Plasticien sans pratique d’atelier, je travaille où se tiennent mes expositions et résidences, toujours en collaboration. Questionnant ainsi, inlassablement, le statut d'auteur·rices et la place de l'individu dans le collectif.

Allant du duo à la quinzaine de personnes, ces collectifs éphémères rassemblent des gens de statuts et de générations différentes. Ainsi, bien que principalement constitués d’artistes professionnel·les, ces groupes accueillent également des artistes amateur·es et des étudiant·es tout en sollicitant des personnes extérieures au monde de l'art. Les relations interpersonnelles entre nous sont, elles aussi, variées. Je travaille autant avec des ami·es que des inconnu·es ; certain·es se connaissent entre eux·elles quand d’autres font un saut dans l’inconnu et découvrent tout le monde.

La manière avec laquelle ces groupes sont constitués diffère. Il arrive que je compose seul une constellation d’artistes en m’imprégnant du contexte de l’exposition à laquelle je participe ; parfois, cette maternité·paternité se partage par délégation et le groupe est co-créé par ses propres membres ; enfin, je peux être invité par une autre personne en tant que membre d’un collectif éphémères.

Une fois que ces associé·es se rencontrent, je m’éloigne de la position d’organisateur pour me rapprocher de celle de plasticien : la dimension para curatoriale, comme la nomme l’artiste Jagna Ciuchta à propos de sa propre pratique, est mise de côté et il me revient alors de trouver ma place dans ce collectif d’artistes qui se rencontrent.

Car mon rôle n’est pas celui d’un chef d’orchestre qui viendrait proposer une partition aux autres. Dans ces groupes toutes les décisions sont prises collégialement : nous décidons ensemble de ce que nous allons réaliser et comment nous allons le réaliser. Ici, il est question d’expérimentation, de tâtonnement, de flou, non d’un projet monolithique dans lequel tout serait d’ores et déjà prévu. Il s’agit d’aménager l’imprévisible.

La co-construction et l’empirisme sont ainsi au cœur de notre manière de travailler, ma voix n’est donc pas prépondérante. Chaque collectif avec lequel je travaille invente ses propres modes de fonctionnement et de production : allant de la juxtaposition de formes que nous aurions réalisées chacun·es dans notre coin à l'élaboration d'œuvres collaboratives dans lesquelles il n’est plus possible de déceler nos propres interventions.
Entre ces deux voies très distinctes se trouvent bien des nuances, plus ténues, qui viennent enrichir et complexifier les possibilités de travail qui s’offrent à nous.

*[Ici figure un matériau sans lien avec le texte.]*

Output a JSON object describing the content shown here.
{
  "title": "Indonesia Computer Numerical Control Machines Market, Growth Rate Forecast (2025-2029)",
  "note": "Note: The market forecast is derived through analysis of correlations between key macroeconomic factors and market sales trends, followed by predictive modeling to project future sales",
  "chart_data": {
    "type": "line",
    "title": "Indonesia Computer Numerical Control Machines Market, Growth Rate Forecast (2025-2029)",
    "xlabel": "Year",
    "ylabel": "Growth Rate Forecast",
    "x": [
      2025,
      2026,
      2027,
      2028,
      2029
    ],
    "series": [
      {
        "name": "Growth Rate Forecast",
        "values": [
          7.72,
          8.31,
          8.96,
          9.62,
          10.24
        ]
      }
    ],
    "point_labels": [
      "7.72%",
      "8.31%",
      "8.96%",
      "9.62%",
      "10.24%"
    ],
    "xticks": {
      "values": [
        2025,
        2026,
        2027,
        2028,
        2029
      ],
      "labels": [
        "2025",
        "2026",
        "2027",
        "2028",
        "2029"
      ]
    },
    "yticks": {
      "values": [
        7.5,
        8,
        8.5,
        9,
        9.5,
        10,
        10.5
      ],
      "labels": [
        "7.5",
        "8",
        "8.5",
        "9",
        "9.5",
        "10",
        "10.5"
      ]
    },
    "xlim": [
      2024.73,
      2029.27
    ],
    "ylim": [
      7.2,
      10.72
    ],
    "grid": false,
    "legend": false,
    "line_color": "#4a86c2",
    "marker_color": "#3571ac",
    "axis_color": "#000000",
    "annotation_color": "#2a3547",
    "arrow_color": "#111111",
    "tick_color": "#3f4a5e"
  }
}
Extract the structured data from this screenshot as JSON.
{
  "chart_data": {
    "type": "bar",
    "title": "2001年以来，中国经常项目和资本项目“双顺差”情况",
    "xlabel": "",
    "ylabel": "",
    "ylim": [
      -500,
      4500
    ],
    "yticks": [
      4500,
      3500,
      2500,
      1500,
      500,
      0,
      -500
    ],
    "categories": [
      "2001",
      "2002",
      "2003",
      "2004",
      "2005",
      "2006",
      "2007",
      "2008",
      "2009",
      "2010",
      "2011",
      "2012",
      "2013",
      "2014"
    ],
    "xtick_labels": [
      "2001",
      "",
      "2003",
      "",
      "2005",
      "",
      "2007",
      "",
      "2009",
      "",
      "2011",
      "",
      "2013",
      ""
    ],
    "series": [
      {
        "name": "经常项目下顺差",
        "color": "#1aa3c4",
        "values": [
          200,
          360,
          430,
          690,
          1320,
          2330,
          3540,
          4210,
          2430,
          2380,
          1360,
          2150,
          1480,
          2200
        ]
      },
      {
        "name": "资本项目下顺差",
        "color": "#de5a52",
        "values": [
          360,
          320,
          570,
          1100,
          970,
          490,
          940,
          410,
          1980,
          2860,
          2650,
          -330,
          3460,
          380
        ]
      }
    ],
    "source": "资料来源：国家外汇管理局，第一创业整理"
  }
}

De la même façon, chaque artiste applique, ou non, les méthodes proposées par le collectif et se laisse plus ou moins guider vers de nouvelles manières d’œuvrer. Car la position d’auteur·rice omniscient·e vis-à-vis de sa propre pratique est mise à mal, questionnée, reconfigurée. Mon autorité se dilue et j’abandonne la paternité unique de mon travail : mes expositions et résidences deviennent collectives, mes œuvres deviennent collaboratives.

La réalisation finale n’est pas ma préoccupation principale. Il n’est pas uniquement question des œuvres que nous créons et installons, mais de tout un processus de travail qui démarre lors de la constitution du groupe et s’arrête parfois longtemps après l’exposition.

Ces invitations me permettent également d’emprunter le pouvoir décisionnaire d’un jury ou d’un·e commissaire d’exposition. S’opère alors un renversement de l’autorité : je « court-circuite » les modes de sélection et réalise un programme dans le programme. Que ce soit lorsque j’invite d’autres artistes à partager mes conditions de résidence – remettant en cause les principes des « élu·es » – ou lorsque nous construisons collégialement nos expositions.

Je cherche à créer une expérience commune qui permette autant aux participant·es qu’aux spectacteur·rices de s’interroger sur des questions comme : comment faire communauté à partir d’un ensemble de singularités ? qu’advient-il lorsque l’on met entre parenthèses notre tendance à la hiérarchie ? qu’est-ce que l’autogestion engendre par rapport à un fonctionnement pyramidal ?

J’essaie de m’affranchir du « je » et de l’occupation personnelle de l’espace d’exposition, de désacraliser l’œuvre et l’auteur·rice en proposant une autre manière de faire dans un système en crise dans lequel la concurrence est prônée et l’individualisme exacerbé.